For Linux docker containers, exec ./externals/node/bin/node ./bin/AgentService.js interactive becomes PID 1, but it does not reap zombie processes. Docker containers that run multiple pipeline jobs end up with a huge amount of zombie processes which makes it harder to troubleshoot.
The quick fix is to use docker run --init which causes PID 1 to be /sbin/docker-init, which will reap zombie processes. It will also forward signals, so AgentService.js should still get the TERM and INT signals that it needs to restart and self-update.
I think the documentation should be updated to tell the user either:
docker run --initAlternatively, AgentService.js could be updated to reap zombie processes.
https://ahmet.im/blog/minimal-init-process-for-containers/
⚠Do not edit this section. It is required for docs.microsoft.com ➟ GitHub issue linking.
@egrubbs Thank you for the feedback, I am passing this along to the team.
We don't really expect containers to run for longer than the length of a single job. Can you share more about your use case?
Microsoft-hosted agents exist in containers that only run for a single job, but the documentation for setting up a docker self-hosted agent uses the default behavior of AgentService.js, which continually requests new jobs.
The documentation for self-hosted Linux (not specific to docker) mentions the ability to use ./run.sh once to only process a single job, but the documentation does not recommend this as the normal way to run an agent. It even has directions on using systemd to run the agent as a service.
https://docs.microsoft.com/en-us/azure/devops/pipelines/agents/v2-linux?view=azure-devops#run-once
Only processing a single job per container is not mentioned at all in the documentation for setting up a self-hosted Linux agents inside of docker.
https://docs.microsoft.com/en-us/azure/devops/pipelines/agents/docker?view=azure-devops#linux
Good point, I should update our recommendations there.
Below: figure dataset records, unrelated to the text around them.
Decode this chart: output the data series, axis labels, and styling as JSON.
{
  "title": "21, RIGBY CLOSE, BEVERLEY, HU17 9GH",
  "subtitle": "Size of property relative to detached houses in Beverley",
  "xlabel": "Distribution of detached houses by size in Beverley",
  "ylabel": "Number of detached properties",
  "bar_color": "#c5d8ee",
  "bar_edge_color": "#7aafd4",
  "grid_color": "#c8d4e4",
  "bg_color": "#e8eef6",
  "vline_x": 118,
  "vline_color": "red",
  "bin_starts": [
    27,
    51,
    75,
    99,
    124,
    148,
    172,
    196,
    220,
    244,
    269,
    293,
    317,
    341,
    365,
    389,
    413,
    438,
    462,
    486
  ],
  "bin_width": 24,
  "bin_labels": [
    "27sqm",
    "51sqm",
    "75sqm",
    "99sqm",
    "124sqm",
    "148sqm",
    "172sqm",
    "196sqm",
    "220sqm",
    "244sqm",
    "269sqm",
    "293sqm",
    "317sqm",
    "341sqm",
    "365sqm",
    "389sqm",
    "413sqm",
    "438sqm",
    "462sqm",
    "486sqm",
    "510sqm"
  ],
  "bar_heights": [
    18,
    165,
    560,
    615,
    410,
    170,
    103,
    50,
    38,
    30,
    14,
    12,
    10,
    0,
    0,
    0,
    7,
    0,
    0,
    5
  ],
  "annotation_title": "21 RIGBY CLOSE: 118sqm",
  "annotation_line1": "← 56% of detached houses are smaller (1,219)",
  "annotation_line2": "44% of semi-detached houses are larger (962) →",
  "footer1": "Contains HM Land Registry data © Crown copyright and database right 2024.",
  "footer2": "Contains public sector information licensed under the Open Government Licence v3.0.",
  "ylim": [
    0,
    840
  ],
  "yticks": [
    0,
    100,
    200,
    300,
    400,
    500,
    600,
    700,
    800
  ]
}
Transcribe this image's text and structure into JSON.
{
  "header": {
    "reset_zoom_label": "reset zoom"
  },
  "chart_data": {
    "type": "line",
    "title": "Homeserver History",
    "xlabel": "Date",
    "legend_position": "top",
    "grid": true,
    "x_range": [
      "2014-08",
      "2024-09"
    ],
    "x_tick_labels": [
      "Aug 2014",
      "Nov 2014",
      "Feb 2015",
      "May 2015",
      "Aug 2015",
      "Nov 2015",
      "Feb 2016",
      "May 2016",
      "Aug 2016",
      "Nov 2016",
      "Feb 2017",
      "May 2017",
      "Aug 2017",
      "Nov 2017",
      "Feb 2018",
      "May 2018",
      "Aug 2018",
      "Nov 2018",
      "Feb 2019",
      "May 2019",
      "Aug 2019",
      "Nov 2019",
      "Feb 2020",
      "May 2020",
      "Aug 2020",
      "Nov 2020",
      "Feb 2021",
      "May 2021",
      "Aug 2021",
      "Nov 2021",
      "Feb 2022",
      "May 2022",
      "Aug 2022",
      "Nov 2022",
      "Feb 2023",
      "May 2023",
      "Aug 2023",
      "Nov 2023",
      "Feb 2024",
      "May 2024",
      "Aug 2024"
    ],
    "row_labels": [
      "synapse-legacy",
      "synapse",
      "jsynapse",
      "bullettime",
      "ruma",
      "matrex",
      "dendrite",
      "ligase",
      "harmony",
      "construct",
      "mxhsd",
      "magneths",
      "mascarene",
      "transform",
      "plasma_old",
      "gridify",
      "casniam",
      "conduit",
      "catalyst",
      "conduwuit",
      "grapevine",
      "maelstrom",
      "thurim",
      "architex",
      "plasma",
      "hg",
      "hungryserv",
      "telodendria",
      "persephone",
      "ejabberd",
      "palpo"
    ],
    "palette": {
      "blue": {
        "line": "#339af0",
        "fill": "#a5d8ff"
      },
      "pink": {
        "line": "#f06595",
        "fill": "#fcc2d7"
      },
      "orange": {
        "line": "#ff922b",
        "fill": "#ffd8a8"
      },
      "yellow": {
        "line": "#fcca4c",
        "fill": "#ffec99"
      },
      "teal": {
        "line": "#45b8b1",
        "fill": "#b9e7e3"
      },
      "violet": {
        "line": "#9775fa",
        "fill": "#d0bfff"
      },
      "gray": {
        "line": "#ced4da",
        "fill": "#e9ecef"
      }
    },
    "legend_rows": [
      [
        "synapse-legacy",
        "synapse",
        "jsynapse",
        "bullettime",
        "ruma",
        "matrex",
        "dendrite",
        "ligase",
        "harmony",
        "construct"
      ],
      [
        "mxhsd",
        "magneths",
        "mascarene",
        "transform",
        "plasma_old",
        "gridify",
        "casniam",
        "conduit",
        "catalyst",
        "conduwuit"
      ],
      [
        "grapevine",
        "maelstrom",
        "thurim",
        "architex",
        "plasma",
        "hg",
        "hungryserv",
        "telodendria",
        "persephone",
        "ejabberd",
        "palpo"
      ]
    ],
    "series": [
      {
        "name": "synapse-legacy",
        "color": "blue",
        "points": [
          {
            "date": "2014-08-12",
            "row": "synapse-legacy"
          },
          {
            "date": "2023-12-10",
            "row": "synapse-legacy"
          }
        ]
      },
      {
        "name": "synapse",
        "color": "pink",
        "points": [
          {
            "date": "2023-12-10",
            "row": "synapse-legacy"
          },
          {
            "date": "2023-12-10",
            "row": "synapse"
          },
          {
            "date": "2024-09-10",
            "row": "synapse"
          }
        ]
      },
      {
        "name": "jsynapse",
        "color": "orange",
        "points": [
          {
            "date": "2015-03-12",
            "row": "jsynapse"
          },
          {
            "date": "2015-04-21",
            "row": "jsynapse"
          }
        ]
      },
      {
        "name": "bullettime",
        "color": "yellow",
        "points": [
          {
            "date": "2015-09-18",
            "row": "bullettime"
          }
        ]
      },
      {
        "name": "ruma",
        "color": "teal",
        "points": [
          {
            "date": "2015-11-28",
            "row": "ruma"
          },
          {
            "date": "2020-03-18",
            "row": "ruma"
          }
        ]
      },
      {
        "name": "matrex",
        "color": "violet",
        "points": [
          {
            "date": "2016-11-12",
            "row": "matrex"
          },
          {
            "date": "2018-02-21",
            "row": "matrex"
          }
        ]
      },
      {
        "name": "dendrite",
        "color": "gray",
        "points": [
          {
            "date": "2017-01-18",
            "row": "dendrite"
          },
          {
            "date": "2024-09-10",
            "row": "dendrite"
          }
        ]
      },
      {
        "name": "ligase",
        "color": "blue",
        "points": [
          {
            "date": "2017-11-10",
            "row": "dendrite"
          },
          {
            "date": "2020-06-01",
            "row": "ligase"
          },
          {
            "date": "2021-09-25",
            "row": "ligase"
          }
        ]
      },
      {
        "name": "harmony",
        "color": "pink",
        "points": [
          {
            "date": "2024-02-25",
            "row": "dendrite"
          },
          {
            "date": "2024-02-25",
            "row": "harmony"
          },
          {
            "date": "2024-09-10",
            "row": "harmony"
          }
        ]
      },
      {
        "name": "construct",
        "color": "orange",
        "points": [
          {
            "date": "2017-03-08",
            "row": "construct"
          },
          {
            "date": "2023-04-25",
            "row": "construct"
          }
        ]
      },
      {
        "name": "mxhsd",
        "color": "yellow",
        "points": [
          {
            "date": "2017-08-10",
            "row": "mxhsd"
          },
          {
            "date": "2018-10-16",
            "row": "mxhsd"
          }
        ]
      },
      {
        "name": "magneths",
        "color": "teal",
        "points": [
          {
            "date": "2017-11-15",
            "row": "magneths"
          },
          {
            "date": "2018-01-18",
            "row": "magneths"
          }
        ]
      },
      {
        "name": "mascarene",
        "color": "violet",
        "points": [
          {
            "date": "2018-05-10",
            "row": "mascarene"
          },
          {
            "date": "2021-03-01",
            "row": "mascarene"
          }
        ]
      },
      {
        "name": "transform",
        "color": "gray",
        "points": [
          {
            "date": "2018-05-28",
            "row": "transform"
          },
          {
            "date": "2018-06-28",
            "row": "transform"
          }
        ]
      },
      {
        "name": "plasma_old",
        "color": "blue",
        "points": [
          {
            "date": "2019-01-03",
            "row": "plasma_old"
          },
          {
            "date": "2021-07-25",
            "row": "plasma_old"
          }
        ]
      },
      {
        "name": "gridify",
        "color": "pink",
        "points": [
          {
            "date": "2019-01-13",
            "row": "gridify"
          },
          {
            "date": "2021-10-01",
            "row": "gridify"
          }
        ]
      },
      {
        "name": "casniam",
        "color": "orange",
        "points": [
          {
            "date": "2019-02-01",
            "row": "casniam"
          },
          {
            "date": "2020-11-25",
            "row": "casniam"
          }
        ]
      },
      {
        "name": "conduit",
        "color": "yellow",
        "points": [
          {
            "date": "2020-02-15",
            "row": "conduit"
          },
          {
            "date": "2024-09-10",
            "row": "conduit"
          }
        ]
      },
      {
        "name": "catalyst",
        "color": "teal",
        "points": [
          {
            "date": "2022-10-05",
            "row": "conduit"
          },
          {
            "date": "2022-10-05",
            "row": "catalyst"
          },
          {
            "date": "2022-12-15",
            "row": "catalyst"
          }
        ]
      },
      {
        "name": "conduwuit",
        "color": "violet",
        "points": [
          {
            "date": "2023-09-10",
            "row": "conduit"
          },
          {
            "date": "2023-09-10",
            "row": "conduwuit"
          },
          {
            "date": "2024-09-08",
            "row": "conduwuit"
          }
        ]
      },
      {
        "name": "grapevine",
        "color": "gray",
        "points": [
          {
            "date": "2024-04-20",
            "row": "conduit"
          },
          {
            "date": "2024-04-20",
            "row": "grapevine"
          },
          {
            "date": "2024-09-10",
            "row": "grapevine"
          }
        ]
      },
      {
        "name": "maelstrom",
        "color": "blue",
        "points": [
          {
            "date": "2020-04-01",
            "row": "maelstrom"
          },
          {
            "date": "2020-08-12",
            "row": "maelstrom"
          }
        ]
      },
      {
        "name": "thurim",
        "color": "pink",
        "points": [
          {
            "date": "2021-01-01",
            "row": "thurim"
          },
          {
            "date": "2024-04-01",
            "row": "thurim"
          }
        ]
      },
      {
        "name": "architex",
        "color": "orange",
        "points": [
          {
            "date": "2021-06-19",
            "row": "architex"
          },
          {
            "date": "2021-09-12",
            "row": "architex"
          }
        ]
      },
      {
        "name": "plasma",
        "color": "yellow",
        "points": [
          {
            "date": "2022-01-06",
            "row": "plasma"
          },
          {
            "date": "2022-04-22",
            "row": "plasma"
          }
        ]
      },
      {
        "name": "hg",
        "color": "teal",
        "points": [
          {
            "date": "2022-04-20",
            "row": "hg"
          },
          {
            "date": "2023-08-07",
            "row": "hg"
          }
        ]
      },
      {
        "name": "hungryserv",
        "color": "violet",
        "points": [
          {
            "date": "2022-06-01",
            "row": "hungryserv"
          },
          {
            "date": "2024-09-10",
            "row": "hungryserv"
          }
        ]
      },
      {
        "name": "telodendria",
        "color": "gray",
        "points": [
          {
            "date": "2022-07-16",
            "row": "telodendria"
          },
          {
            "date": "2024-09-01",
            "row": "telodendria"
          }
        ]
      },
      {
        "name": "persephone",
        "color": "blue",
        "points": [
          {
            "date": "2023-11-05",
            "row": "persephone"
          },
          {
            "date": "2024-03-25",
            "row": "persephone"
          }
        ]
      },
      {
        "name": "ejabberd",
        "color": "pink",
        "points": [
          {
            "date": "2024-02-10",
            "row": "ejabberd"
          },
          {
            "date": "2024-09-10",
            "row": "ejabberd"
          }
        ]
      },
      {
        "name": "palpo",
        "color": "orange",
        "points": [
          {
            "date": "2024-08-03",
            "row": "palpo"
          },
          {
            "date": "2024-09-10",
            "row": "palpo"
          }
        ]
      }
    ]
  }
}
For a normal, VM-based self-hosted agent, it's not common to want --once. For container-based agents running in some kind of outside orchestrator (Kubernetes, ACI, etc.), we do recommend --once so that the agent goes away and the orchestrator can reap the container.
A doc-based fix has been merged and should publish today. I'm closing this issue since I'm likely to forget to circle back to it.